Others say their jobs that were running crashed

view this post on Zulip Maria Molina (May 27 2021 at 19:04):

Might not be jupyter specific, but PBS on casper because no jobs show up for me with qstat @casper

view this post on Zulip Stephen Yeager (May 27 2021 at 19:13):

CISL resource status page (https://www2.cisl.ucar.edu/user-support/cisl-resource-status) shows Casper job scheduling system is down.

view this post on Zulip Maria Molina (May 27 2021 at 19:14):

Thanks @Stephen Yeager !

view this post on Zulip Jared Baker (May 27 2021 at 19:55):

Yes, something more related to PBS as noted. We're working the issue.

view this post on Zulip Keith Lindsay (Jun 03 2021 at 17:17):

I've had multiple occurrences of "Server unavailable or unreachable" errors this morning with jupyterhub on casper batch nodes.
Are others experiencing this as well?

An aspect of these errors that is confusing to me is that the underlying casper batch job is still running.

view this post on Zulip Kristen Krumhardt (Jun 03 2021 at 17:20):

Me too. I've gotten kicked off 3 times now... yep, like @Keith Lindsay , I just looked and my jobs are still running on casper too.

view this post on Zulip Isla Simpson (Jun 03 2021 at 17:24):

me three

view this post on Zulip Keith Lindsay (Jun 03 2021 at 17:28):

When attempting to restart, I sometimes get a popup with the following message

Spawn failed: The Jupyter batch job has disappeared while pending in the queue or died immediately after starting.

view this post on Zulip Max Grover (Jun 03 2021 at 17:29):

@Jared Baker any idea of what is going on there?

view this post on Zulip Yassir Eddebbar (Jun 03 2021 at 17:30):

Same here, started on and off yesterday pm for me....

view this post on Zulip Jared Baker (Jun 03 2021 at 17:31):

Do you have approximate times for these this morning?

view this post on Zulip Jared Baker (Jun 03 2021 at 17:32):

Maybe around 11:30?

view this post on Zulip Jared Baker (Jun 03 2021 at 17:32):

There were some PBS woes earlier this morning, but I can go digging more.

view this post on Zulip Kristen Krumhardt (Jun 03 2021 at 17:36):

Mine have all happened between 9 and 11am

view this post on Zulip Isla Simpson (Jun 03 2021 at 17:42):

Around 11:20 for me.

view this post on Zulip Yassir Eddebbar (Jun 03 2021 at 17:42):

It was working well till ~10:30am-present

view this post on Zulip Keith Lindsay (Jun 03 2021 at 18:03):

One of the occurrences for me was right before I posted, so about 11:15.
I'm not sure about the times before that.

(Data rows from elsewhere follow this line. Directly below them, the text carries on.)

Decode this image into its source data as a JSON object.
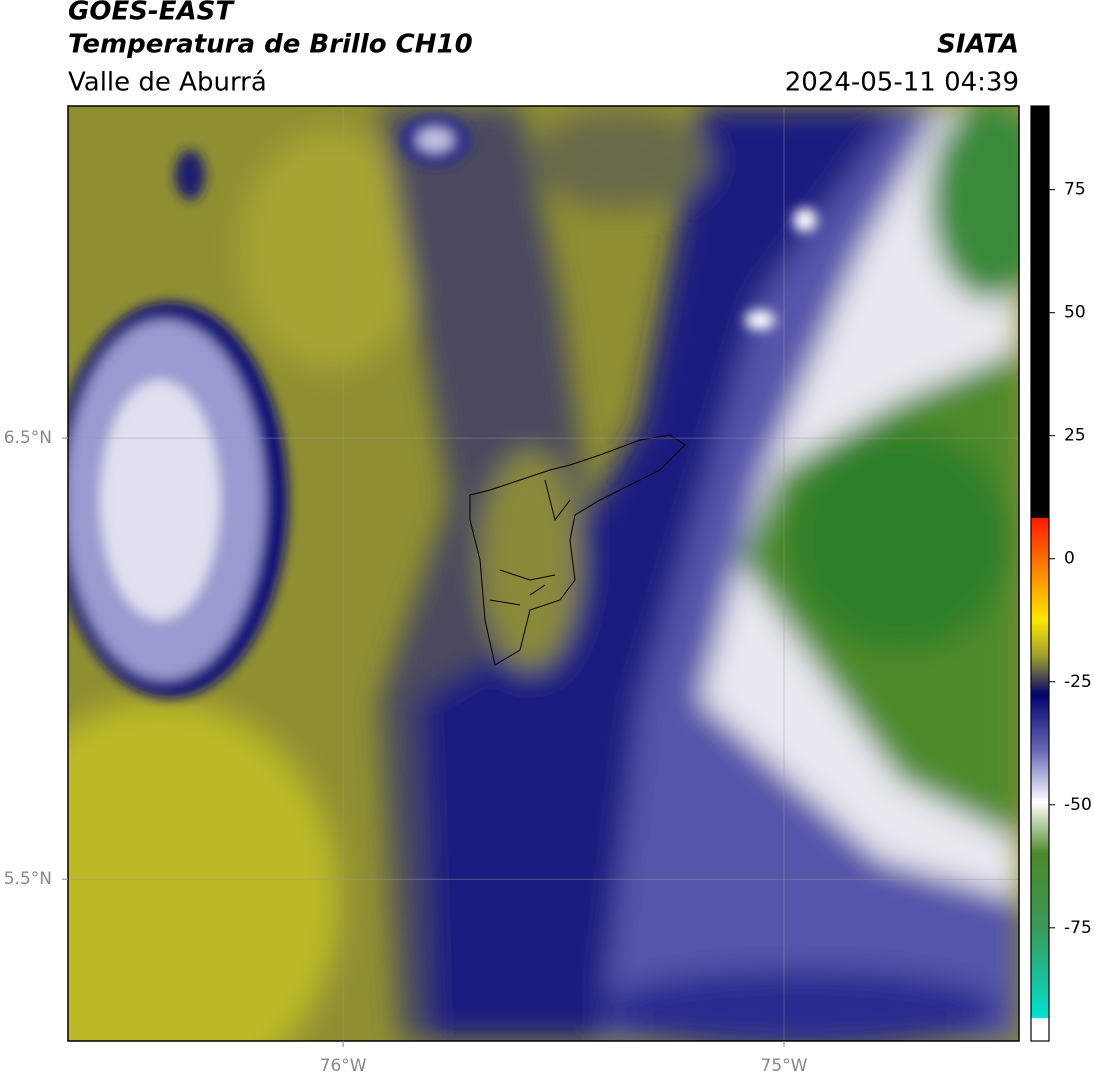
{
  "header": {
    "title": "GOES-EAST",
    "subtitle": "Temperatura de Brillo CH10",
    "region": "Valle de Aburrá",
    "source": "SIATA",
    "datetime": "2024-05-11 04:39"
  },
  "map": {
    "xlim": [
      -76.624,
      -74.467
    ],
    "ylim": [
      5.133,
      7.253
    ],
    "xticks": [
      {
        "value": -76,
        "label": "76°W"
      },
      {
        "value": -75,
        "label": "75°W"
      }
    ],
    "yticks": [
      {
        "value": 6.5,
        "label": "6.5°N"
      },
      {
        "value": 5.5,
        "label": "5.5°N"
      }
    ],
    "grid": true
  },
  "colorbar": {
    "lim": [
      -98,
      92
    ],
    "ticks": [
      75,
      50,
      25,
      0,
      -25,
      -50,
      -75
    ]
  }
}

view this post on Zulip Max Grover (Jun 03 2021 at 18:45):

@Jared Baker it is working for me now

view this post on Zulip Jared Baker (Jun 03 2021 at 18:46):

Okay, I'm still skeptical on a number of things right now. But I'll post more once I feel a bit more confident.

view this post on Zulip Stephen Yeager (Jun 03 2021 at 18:53):

I filed a CISL ticket yesterday at ~4pm reporting Jupyterhub instability on casper batch nodes. This seems to be a very recurring issue.

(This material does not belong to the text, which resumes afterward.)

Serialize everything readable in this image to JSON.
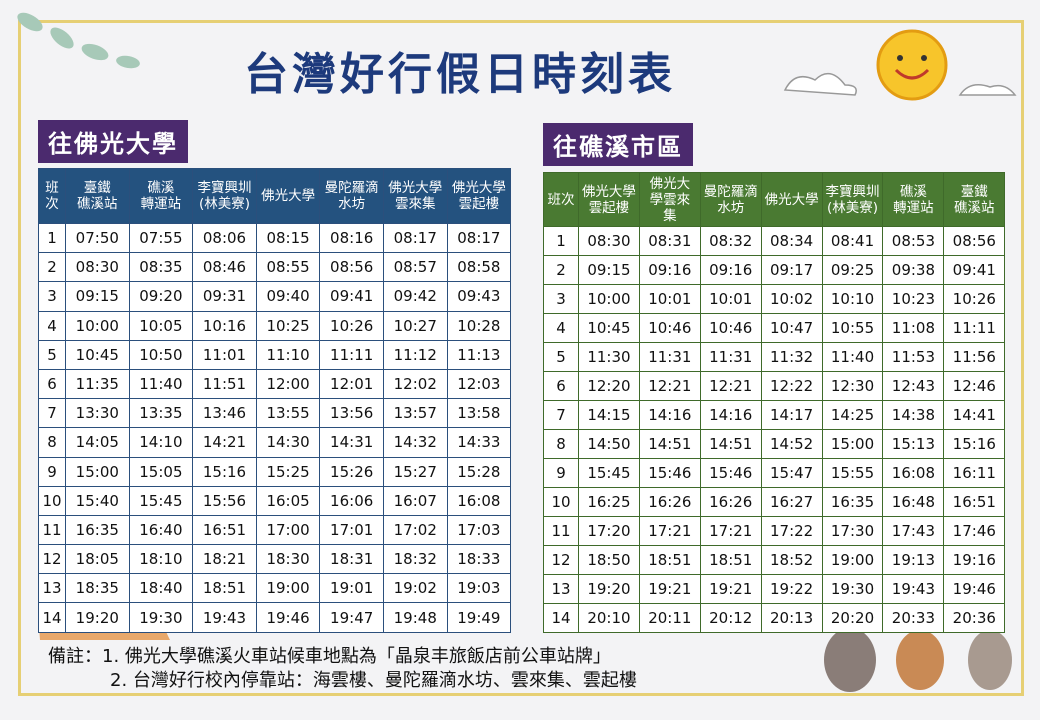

view this post on Zulip Jared Baker (Jun 03 2021 at 23:33):

Okay, I think I've got things back to a reasonable state over the course of the afternoon and tried to address some issues when the PBS server fails to communicate back to the JupyterHub server. Hopefully this helps with stability.

view this post on Zulip Yassir Eddebbar (Jun 03 2021 at 23:41):

Thanks @Jared Baker Quite stable this pm on my end!

view this post on Zulip Rosie Fisher (Jun 23 2021 at 09:11):

I'm having the same error message as @Keith Lindsay reported above this morning... :/


Last updated: Jan 30 2022 at 12:01 UTC